NOTE: All animal protocols were approved by the Johns Hopkins University Animal Care and Use Committee.

1. Animal Preparation

1. Prepare 6 C57BL/6 control mice for the DFCO measurement, by anesthetizing them with ketamine and xylazine as outlined in step 2.3 below.
2. Prepare all of the other mice with the different lung pathologies shown in Table 1 by using the same procedure as for the controls. Specific details needed to establish each of these models are found in the relevant references. Control mice and those in the other pathologic cohorts are all 6-12 weeks of age.

2. Measurement of Diffusion Factor for Carbon Monoxide (DFCO)
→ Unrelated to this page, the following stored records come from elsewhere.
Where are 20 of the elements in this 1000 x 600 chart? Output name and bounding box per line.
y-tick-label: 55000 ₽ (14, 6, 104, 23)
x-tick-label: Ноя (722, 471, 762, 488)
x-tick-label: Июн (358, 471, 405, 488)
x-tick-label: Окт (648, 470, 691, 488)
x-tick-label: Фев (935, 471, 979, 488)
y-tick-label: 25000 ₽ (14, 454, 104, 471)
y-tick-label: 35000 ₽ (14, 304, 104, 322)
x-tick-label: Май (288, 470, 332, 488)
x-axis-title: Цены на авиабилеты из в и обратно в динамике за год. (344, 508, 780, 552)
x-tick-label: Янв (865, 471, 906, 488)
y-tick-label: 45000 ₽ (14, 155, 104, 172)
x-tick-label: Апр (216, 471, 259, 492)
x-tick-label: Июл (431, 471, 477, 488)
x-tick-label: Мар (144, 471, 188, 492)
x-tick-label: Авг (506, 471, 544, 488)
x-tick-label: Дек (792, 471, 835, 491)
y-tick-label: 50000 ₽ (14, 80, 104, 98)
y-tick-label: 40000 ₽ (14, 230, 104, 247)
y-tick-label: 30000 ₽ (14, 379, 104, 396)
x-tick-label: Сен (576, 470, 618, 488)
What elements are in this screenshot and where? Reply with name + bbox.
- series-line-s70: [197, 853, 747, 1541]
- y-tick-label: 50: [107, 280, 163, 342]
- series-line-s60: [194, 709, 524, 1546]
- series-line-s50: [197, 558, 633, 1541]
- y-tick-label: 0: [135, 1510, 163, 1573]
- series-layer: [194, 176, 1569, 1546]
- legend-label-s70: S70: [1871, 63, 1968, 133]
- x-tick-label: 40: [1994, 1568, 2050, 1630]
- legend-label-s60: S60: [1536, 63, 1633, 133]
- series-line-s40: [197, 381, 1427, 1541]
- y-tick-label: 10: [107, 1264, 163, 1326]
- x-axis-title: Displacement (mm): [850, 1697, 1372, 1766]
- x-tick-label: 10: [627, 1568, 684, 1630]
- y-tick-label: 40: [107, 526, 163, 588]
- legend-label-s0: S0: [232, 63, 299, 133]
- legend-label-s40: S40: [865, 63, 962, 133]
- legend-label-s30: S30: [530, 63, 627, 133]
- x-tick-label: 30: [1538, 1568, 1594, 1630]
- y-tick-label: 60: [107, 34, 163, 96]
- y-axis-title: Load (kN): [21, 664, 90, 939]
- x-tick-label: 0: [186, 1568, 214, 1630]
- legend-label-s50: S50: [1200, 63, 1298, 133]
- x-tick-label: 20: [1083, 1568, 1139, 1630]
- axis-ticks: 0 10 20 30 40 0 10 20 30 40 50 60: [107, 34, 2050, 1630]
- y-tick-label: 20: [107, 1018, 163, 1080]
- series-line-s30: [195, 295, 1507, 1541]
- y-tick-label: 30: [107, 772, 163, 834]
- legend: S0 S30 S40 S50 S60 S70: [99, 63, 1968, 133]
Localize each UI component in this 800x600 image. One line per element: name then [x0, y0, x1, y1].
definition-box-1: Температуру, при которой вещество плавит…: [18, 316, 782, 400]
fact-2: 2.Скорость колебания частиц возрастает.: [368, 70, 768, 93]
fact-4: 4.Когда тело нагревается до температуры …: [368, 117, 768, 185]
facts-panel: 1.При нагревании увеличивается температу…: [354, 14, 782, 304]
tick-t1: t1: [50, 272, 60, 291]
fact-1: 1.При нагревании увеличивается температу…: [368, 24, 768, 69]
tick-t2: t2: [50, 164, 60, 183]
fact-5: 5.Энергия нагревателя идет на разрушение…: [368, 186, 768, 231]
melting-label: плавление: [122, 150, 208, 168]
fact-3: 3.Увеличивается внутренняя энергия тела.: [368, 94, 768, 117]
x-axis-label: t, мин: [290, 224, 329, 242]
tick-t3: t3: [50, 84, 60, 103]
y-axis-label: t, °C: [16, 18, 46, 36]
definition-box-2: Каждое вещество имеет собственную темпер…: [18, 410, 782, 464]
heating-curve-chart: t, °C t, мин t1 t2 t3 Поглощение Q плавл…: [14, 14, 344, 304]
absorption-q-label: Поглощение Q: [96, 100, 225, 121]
1. Set up the gas chromatograph module supplied with the machine to measure peaks for nitrogen, oxygen, neon, and carbon monoxide. For this application use only the neon and CO data.
   NOTE: This instrument uses a molecular sieve column with helium as carrier gas, with a 12.00 µm film, 320.00 µm ID and 10 m length. The chromatograph column has a volume of 0.8 ml, but we used 2 ml to ensure adequate clearing of the connecting tubing with the sample.
2. At the start of each experimental day, prior to making measurements of the samples from the mice, take a 2 ml sample directly from a gas mixture bag containing approximately 0.5% Ne, 0.5% CO, and balance air, and use this sample to calibrate the gas chromatograph.
3. Anesthetize mice with ketamine (90 mg/kg) and xylazine (15 mg/kg), and confirm anesthesia by the absence of reflex motion. Apply veterinary ointment on the eyes to prevent dryness. Tracheostomize the mice with a stub needle cannula (18 G in adults or 20 G in very young mice).
   NOTE: The DFCO is completed in less than 10 min after anesthesia and prior to any mechanical ventilation or other procedures.
4. In mice greater than 6 weeks of age, use a 3 ml syringe to withdraw 0.8 ml of gas from the gas mixture bag. Connect the syringe to the tracheal cannula and quickly inflate the lung. Using a metronome, count 9 sec, and then quickly withdraw the 0.8 ml (exhaled air).
5. Dilute this withdrawn 0.8 ml exhaled air to 2 ml with room air, allow it to rest for at least 15 sec. Then inject the whole sample into the gas chromatograph for analysis.
6. While analyzing this first DFCO sample, inflate the mouse lung with a second 0.8 ml from the gas mixture bag, and then process this sample identical to the first sample. Average the two DFCO measurements.
   NOTE: For measurements in mice as young as 2 weeks of age, use a volume of 0.4 ml, since 0.8 ml is too large a volume to make measurements in lungs of very young mice. It is better to use the 0.8 ml volume for mice older than 6 weeks, and that if the 0.4 ml volume is needed for some mice, it should be used consistently for all mice in the cohort being studied.
7. Calculate DFCO as 1 – (CO₉ / CO_c) / (Ne₉ / Ne_c), where c and 9 subscripts refer to concentrations of the calibration gases injected and the gases removed after a 9 sec breath hold time, respectively.
8. Analyze and compare differences with a one-way ANOVA and assess the significance level with Tukey’s correction for multiple comparisons in all the cohort mice. Consider p <0.05 as significant value.
   NOTE: All of the mice used here were part of experimental studies involving several subsequent measurements of lung ventilation, mechanics, lung lavage, or histology, which are not reported here. In addition, since the method is the same in all the experimental models as was done above in the control mice, only the results from the various pathologic models are presented. Further information on these models is presented in the supplemental table.
9. Euthanize the animals by deep anesthetic overdose followed by cervical dislocation or decapitation. Where needed, remove the lung cells and/or tissues from the dead mice for further biologic or histologic processing and analysis.